周启华皱眉:“能抢过来吗?”
“很难。但我们可以通过地下渠道接触那些科学家。苏联人给的条件很差——西伯利亚劳改营,和囚犯没区别。只要我们给的条件好一点,他们会愿意来的。”
“怎么把人运出来?”
“从北海道坐船到青森,然后穿过美军占领区,再到我们那里。虽然冒险,但不是不可能。”
周启华沉思片刻:“做。但要快,不能等苏联人反应过来。”
很快,一个秘密行动在北海道展开。南华情报人员重金收买苏联军官,接触了几名被关押的日本核物理专家。
“去西伯利亚,你们只有死路一条。”情报人员用流利的日语说,“但如果我们帮你们逃出去,可以去南华。那里有实验室,有研究经费,你们的家人也可以一起。”
一个年轻的日本专家犹豫道:“可是苏联人会发现……”
“苏联人不会发现。你们会在逃亡中‘失踪’,他们会以为你们死在了逃亡路上。南华会给你们的家人一笔抚恤金,然后秘密接走他们。没有人会知道真相。”
不久,七名日本核物理专家在北海道“失踪”。
苏联占领军搜查了整整一个月,一无所获。他们不知道,这些人早已改名换姓,登上了前往南华的秘密船只。
南华,仰光郊外。
一片被高墙围起来的区域,门口没有任何标识,只有荷枪实弹的士兵把守。
这里是南华核武器研究的秘密基地——代号“射日”。
仁科芳雄站在自己的办公室里,望着窗外陌生的景色。这里是热带,和日本完全不同。
但他的实验室里,设备齐全,条件比在日本时还好。
三个月来,他和他的团队一直在整理从日本带来的研究资料,同时开始培训南华的年轻科研人员。

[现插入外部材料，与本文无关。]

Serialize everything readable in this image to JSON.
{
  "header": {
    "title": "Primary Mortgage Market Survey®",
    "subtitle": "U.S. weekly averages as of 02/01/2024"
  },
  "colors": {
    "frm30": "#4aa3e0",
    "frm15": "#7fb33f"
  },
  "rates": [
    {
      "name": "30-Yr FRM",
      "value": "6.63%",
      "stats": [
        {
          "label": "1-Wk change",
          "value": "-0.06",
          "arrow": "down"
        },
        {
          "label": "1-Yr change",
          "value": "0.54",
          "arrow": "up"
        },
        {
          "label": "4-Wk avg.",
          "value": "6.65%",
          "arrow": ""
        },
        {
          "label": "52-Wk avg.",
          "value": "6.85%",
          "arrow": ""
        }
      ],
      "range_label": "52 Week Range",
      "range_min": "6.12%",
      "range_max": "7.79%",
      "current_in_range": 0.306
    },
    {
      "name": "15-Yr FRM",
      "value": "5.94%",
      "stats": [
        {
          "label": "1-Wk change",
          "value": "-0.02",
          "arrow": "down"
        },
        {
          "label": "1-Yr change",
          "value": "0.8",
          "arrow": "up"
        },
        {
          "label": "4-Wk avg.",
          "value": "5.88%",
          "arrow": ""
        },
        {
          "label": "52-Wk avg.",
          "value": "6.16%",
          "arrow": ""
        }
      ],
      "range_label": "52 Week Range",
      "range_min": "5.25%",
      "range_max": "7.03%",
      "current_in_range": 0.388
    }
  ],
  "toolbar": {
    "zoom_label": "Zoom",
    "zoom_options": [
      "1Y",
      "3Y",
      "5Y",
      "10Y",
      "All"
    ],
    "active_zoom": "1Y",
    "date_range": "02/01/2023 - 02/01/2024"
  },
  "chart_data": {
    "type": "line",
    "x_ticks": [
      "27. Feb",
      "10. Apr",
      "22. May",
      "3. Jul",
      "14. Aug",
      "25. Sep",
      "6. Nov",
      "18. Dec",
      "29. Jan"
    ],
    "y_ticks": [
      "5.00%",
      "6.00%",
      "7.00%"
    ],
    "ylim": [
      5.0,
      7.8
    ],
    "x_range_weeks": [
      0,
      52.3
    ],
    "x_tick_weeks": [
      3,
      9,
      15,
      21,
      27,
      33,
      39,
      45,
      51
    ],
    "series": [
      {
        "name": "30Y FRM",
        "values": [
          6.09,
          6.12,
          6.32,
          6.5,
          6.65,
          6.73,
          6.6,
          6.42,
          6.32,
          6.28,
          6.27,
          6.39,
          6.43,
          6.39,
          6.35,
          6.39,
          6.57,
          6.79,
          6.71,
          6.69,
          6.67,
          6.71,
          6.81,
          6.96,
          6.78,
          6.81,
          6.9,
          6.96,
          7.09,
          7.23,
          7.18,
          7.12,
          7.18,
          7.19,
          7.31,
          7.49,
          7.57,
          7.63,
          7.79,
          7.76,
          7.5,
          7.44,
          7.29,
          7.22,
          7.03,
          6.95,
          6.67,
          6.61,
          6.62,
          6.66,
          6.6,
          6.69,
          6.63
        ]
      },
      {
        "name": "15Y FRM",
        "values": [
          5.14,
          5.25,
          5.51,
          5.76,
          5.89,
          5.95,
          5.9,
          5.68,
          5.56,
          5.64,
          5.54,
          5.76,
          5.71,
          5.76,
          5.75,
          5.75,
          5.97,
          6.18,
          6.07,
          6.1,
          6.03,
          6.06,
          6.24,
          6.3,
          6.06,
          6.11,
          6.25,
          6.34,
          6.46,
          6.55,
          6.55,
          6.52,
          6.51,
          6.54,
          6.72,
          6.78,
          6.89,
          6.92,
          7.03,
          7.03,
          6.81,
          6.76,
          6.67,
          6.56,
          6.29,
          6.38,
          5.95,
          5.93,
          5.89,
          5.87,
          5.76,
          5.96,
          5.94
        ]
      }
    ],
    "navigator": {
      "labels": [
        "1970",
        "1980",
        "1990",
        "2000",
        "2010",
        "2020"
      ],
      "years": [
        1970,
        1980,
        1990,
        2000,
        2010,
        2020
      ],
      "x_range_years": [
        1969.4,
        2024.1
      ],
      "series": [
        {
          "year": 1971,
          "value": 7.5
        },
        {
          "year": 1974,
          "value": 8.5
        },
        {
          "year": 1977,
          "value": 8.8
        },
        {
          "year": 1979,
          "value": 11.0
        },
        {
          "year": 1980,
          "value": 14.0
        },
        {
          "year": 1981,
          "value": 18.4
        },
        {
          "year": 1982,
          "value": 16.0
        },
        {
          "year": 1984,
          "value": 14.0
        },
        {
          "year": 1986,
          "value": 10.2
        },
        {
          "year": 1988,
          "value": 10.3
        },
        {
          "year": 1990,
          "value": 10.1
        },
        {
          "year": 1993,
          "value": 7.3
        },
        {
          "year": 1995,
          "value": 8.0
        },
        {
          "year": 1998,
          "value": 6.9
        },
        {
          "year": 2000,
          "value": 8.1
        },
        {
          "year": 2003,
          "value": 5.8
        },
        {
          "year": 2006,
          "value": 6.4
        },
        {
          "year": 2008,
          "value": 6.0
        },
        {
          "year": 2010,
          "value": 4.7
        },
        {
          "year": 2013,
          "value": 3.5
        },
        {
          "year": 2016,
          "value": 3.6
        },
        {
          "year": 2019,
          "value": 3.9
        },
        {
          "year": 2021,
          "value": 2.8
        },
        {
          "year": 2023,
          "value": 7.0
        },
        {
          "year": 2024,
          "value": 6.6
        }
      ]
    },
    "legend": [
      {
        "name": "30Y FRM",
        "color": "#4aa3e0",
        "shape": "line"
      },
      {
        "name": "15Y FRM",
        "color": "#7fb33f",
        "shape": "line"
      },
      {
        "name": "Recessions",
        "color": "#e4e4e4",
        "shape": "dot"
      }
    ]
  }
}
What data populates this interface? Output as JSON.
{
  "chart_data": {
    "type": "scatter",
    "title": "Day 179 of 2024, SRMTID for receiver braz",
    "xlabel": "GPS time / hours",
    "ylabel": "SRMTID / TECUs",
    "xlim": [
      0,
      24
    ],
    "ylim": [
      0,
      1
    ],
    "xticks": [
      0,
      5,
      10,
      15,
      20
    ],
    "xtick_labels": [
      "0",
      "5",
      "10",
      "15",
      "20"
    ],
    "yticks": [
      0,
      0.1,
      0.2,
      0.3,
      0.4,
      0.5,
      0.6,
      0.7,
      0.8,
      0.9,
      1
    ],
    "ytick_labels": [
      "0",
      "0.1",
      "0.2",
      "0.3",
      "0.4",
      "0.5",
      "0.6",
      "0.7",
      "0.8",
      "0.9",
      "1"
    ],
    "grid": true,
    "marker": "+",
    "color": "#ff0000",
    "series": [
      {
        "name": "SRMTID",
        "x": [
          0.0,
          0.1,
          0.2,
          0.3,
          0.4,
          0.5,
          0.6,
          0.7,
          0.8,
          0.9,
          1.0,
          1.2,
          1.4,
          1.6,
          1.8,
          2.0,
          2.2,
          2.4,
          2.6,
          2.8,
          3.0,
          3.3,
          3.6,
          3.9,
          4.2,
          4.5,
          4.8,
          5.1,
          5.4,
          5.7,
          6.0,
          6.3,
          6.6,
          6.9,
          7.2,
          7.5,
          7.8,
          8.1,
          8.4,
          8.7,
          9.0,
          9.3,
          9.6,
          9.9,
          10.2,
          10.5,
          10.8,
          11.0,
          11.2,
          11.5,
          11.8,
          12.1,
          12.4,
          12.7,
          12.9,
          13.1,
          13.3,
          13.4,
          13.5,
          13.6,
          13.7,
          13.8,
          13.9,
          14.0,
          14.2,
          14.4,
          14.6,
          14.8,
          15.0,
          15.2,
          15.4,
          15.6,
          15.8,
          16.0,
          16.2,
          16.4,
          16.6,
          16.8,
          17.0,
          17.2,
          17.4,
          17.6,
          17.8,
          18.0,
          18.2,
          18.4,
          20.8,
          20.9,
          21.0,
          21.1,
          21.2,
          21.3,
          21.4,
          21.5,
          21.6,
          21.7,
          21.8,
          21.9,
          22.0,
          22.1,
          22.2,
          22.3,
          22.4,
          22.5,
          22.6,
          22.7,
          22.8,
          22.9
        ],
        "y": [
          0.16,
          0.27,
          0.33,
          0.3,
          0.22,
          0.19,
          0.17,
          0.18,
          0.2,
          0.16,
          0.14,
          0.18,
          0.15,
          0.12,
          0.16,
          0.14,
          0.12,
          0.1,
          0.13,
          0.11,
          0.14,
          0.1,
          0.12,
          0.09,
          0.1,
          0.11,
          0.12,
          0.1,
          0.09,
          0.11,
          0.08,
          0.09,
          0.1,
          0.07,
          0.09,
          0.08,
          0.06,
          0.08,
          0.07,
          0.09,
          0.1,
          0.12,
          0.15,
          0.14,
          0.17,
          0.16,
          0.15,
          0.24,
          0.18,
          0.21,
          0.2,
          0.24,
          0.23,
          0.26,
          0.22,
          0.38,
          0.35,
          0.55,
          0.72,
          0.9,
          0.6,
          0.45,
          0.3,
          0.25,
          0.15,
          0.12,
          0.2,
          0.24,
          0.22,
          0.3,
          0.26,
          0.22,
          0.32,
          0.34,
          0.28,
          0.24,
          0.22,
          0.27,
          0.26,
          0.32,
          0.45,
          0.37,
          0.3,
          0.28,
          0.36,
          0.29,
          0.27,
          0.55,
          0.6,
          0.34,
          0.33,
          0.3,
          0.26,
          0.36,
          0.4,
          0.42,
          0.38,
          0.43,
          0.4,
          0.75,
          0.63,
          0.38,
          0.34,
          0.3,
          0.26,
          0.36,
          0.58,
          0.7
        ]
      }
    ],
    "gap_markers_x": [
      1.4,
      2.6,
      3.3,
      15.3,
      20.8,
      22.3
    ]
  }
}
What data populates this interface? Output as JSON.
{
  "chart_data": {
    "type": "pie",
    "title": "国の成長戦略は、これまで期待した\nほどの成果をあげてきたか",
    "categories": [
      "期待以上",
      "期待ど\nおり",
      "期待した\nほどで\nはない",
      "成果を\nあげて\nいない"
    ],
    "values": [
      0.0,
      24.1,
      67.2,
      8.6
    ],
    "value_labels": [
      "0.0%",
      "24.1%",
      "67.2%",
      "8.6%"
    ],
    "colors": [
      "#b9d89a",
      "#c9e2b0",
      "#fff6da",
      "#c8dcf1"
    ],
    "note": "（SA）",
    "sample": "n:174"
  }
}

周青云给他们开出的条件很优厚:自由研究,充足经费,家人平安,还可以随时回国探亲——当然,探亲要经过批准。
但仁科知道,这一切都是有代价的。
那天,周启华来基地视察,单独和他谈了一次话。
“仁科教授,你的家人在这里生活得还好吗?”
“很好。谢谢总统的照顾。”
周启华点点头,突然话锋一转:“教授,你有没有想过,如果你或者你的团队有人想离开南华,会怎么样?”
仁科一愣,随即明白了这话的分量。
“周将军,我们不会离开的。这里很好。”
“我相信你不会。”周启华站起身,走到窗前,“但你的团队里那么多人,难保有人想家,想回国。我要告诉你的是:如果他们想回国,可以。但必须经过严格的审查,确保他们没有泄露机密。”
他转身,目光直视仁科:“而且,如果他们回去了,他们的家人就必须留在南华。这是规矩。”
仁科心中一凛。他终于明白,南华人为什么要先把家属接来——这不是照顾,是人质。
“我明白了。”他低下头。
周启华拍拍他肩膀:“教授,别多想。只要你们安心工作,南华不会亏待任何人。你们的家人,也会得到最好的照顾。但如果有人想搞小动作……”
他没有说完,但仁科已经懂了。
那天晚上,仁科芳雄在自己的日记里写道:
“我成了人质,我的团队也成了人质。我们的家人,被分散安置在南华各地,说是保护,其实是监视。南华人很客气,很尊重我们,但我知道,我们永远不可能离开了。”
“但另一方面,这里的研究条件确实好。没有军部的干扰,没有战争的紧迫,可以真正静下心来做学问。也许,这就是我们的宿命——用知识换取自由,用余生赎罪。”
他合上日记,望向窗外的星空。南半球的星空,和日本完全不同。猎户座倒悬着,仿佛整个世界都颠倒了。
这里已经聚集了近百名日本核物理专家,以及从德国来的几十名科学家。他们分成十几个小组,分别研究核反应理论、铀浓缩技术、钚生产、引爆装置等不同方向。
仁科芳雄担任总顾问,负责协调各方研究。他的德语不错,可以和德国同行直接交流。这让他成为基地里最忙碌的人。
“仁科教授,”一天,一个德国科学家找到他,“你们日本人在核研究方面,走了不少弯路吧?”
仁科苦笑:“是啊。我们1940年就意识到核武器的可能性,但军部不重视,经费不足,加上战争后期资源匮乏,根本造不出来。”
德国科学家点头:“我们也差不多。海森堡的团队虽然理论上没问题,但希特勒不感兴趣,加上盟军的轰炸,根本没法工业化生产。”
两人相视,都有一种复杂的感慨。他们曾是敌对国的科学家,为了各自的国家研究毁灭性武器。如今,却在同一个屋檐下,为另一个国家工作。
“仁科教授,”德国科学家压低声音,“你有没有想过,如果我们真的造出了原子弹,会怎么样?”